Friday race preview 27 Jun 2003
Private testing is going on here at the Nurburgring as these words are written, with Jaguar and Renault battling it out for the honours.
The weather is settled at present but with the likelihood of rain showers later in the day the private test teams have been busy accumulating as much dry mileage as possible.
Once again it is expected that Michelin and Bridgestone will be evenly matched in the tyre performance stakes, and Michael Schumacher admitted yesterday that Ferrari is unlikely to regain the clear performance edge that it enjoyed here in 2002.

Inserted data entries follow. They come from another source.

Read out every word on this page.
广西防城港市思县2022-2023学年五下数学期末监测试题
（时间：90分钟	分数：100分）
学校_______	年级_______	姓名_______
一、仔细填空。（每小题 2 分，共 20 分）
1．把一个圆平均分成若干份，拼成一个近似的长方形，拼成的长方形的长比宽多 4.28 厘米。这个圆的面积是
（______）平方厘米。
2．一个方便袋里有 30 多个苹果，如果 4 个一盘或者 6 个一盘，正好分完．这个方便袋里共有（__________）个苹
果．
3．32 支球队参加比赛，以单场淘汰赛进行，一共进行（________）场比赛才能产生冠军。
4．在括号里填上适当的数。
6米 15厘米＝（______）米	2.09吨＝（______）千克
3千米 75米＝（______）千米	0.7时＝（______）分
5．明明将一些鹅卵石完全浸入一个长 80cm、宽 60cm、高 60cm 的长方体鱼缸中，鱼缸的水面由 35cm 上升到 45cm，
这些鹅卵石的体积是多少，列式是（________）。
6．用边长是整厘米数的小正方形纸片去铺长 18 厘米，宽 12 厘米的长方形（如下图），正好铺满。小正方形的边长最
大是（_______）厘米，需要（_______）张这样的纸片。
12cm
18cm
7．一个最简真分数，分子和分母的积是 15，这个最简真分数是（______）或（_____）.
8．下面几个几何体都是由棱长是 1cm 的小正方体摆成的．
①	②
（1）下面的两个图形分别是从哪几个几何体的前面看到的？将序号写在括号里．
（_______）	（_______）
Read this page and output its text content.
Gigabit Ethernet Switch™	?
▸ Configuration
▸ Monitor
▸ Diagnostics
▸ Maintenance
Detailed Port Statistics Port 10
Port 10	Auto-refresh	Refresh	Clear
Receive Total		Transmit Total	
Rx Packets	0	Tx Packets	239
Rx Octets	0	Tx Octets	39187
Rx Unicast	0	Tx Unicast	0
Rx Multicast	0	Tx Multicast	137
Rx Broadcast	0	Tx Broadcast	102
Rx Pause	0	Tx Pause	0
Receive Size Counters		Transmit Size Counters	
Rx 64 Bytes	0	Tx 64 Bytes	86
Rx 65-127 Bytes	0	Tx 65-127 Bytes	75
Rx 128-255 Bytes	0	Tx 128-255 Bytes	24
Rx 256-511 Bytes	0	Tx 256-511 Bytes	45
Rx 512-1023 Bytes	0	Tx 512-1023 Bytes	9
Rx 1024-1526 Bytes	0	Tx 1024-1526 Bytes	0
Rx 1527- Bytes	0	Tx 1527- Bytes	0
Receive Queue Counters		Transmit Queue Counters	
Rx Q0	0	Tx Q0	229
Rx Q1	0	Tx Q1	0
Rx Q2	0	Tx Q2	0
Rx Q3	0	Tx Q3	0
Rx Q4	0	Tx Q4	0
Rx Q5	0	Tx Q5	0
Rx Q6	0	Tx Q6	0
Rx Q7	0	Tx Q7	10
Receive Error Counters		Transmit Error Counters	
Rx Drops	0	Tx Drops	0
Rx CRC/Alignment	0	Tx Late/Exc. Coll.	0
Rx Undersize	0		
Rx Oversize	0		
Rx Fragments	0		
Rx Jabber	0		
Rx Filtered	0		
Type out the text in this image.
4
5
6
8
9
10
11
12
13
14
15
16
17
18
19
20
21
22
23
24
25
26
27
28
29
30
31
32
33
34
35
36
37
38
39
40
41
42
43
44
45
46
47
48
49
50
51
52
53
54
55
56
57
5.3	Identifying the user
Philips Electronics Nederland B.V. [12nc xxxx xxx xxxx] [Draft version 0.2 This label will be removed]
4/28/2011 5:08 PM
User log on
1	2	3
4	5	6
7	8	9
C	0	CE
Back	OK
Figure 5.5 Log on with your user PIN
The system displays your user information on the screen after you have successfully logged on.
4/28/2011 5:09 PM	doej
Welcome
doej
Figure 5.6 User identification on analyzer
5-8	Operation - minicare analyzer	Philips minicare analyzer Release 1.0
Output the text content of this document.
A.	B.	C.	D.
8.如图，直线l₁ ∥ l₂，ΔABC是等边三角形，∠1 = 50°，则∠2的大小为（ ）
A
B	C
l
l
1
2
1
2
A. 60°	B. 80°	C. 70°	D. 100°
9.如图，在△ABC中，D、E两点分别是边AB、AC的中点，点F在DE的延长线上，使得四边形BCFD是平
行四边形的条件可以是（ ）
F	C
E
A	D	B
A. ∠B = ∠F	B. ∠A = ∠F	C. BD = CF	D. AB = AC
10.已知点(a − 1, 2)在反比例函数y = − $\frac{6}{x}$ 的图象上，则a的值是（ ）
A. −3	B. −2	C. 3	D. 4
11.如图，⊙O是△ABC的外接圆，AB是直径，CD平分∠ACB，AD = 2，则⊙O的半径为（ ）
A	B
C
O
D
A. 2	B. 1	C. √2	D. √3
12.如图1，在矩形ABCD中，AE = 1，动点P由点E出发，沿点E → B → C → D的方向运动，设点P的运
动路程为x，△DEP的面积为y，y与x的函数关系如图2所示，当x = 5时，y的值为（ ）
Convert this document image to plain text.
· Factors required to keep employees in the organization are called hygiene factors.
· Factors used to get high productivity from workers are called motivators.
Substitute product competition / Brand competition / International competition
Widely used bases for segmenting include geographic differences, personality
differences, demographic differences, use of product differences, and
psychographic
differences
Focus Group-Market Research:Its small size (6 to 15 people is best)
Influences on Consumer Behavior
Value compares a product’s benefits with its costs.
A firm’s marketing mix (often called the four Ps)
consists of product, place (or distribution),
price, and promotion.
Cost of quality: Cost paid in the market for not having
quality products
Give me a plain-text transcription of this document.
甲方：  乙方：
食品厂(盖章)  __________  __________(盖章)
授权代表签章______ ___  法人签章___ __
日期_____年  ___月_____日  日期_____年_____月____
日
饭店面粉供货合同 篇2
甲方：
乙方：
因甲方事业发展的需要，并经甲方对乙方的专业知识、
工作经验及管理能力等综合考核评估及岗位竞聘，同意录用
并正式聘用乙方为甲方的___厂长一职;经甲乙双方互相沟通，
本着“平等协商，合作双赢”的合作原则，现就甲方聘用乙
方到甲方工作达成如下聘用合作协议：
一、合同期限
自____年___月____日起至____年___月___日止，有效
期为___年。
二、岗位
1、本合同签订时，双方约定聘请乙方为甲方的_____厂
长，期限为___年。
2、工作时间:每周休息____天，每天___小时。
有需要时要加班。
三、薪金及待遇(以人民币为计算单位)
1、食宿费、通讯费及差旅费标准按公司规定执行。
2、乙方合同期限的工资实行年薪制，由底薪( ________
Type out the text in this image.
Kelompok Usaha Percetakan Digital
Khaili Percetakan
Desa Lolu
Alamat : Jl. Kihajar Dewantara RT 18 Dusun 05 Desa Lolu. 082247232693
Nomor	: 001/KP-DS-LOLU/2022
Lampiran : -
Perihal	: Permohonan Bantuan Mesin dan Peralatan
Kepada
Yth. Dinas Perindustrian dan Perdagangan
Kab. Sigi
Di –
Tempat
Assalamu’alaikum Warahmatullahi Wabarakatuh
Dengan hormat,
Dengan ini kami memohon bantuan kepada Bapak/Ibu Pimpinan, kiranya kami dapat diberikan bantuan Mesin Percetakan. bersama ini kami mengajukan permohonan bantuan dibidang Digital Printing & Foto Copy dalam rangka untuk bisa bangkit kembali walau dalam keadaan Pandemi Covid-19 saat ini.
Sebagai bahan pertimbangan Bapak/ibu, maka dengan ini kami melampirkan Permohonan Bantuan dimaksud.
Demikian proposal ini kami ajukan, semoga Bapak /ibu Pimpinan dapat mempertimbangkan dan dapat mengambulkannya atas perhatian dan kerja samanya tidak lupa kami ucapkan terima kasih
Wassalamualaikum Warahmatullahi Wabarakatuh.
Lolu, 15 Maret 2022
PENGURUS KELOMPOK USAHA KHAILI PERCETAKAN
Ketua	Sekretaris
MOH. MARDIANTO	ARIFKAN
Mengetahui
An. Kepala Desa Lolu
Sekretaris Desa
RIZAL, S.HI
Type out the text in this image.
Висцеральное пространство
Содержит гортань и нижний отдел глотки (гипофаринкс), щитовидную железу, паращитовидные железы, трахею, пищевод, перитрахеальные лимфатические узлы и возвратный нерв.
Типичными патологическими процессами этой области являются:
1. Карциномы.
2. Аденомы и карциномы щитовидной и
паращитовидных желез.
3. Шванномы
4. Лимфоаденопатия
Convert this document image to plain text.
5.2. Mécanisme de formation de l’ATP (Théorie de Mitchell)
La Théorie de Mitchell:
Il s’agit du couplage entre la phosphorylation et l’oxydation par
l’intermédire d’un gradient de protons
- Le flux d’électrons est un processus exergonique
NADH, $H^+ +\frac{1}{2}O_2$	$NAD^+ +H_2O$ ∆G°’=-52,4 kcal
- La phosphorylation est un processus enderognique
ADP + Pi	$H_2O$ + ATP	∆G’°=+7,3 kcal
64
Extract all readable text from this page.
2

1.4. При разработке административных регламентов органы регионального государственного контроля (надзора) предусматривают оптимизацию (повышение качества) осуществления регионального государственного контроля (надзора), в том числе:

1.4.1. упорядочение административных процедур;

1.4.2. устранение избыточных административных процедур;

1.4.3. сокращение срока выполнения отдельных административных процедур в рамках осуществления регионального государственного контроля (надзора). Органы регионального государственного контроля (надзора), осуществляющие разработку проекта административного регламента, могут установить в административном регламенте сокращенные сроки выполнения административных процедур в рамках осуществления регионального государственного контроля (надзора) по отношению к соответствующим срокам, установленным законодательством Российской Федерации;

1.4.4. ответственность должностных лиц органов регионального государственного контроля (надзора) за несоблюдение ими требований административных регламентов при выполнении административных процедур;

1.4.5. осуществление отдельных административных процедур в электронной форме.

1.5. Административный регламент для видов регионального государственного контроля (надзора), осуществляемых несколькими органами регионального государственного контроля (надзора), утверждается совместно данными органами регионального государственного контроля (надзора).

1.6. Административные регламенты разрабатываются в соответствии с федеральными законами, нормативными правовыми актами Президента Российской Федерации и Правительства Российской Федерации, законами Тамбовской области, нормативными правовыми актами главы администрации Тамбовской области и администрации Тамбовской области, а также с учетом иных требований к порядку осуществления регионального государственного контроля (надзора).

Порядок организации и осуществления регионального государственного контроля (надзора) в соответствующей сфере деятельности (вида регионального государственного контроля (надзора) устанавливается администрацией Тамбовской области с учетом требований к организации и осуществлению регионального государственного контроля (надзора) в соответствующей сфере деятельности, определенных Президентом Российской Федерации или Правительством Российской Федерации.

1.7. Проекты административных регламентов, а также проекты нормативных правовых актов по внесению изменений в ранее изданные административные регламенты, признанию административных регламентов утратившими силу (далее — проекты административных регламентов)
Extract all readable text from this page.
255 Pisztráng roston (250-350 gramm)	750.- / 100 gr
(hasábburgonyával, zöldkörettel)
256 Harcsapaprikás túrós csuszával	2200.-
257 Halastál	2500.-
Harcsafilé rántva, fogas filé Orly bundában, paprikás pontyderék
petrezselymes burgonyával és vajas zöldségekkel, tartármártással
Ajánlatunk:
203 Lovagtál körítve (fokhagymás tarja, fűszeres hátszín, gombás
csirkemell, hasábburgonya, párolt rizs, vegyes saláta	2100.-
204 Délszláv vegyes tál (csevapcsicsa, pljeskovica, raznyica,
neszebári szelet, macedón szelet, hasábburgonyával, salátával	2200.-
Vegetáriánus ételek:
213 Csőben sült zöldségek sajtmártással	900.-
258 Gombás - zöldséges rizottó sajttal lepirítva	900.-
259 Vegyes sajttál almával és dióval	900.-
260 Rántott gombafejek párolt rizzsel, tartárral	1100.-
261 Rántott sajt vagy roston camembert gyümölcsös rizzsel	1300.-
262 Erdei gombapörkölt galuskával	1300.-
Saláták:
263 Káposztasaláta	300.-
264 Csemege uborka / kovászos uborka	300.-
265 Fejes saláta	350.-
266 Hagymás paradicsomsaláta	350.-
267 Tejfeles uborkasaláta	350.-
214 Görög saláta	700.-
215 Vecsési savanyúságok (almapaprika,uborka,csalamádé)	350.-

"As we keep winning races I'm not so concerned," he said when it was pointed out that Williams has taken pole position for the last two races. But he added that he has not been surprised to be getting a harder time of it this year. "I have kept saying since beginning of season that the others are knocking on the door, so there is no need to be surprised now. We are doing as high level a job as in the past, but the others have picked up. Again, that's what I have expected. I cannot see Ferrari getting the margin we had last year. Simply in all areas, the other teams have raised their game."
There have been some cosmetic changes to the Nurburgring circuit for 2003. The exit to the Mercedes Arena has been modified after Schumacher spent some time offering his advice and in return for the changes being made the world champion has offered a day of his time to the organisers later in the year for promotional purposes. The drivers wanted the exit to the corner eased. Otherwise the character of the track has changed little since 2002, when the new loop in the first corner generated greater overtaking opportunities. The first corner is very wide so there are a number of lines into it. That makes it more interesting for the engineers, because they can experiment with the level of downforce. It is possible that some will sacrifice some downforce for qualifying, in order to boost straightline speed to help overtaking in the race.
Some of the off-camber corners here always cause a bit of head scratching on set-up, but otherwise the track is quite benign in terms of tyre wear and braking and has reasonable grip.
The top four - Ferrari, Williams, McLaren and Renault - have largely unchanged cars here, apart from trimming them aerodynamically to suit the track, but Sauber has the new front suspension and rear wing that performed well in the recent Silverstone test, as well as the later 052 specification Petronas-badged Ferrari engine.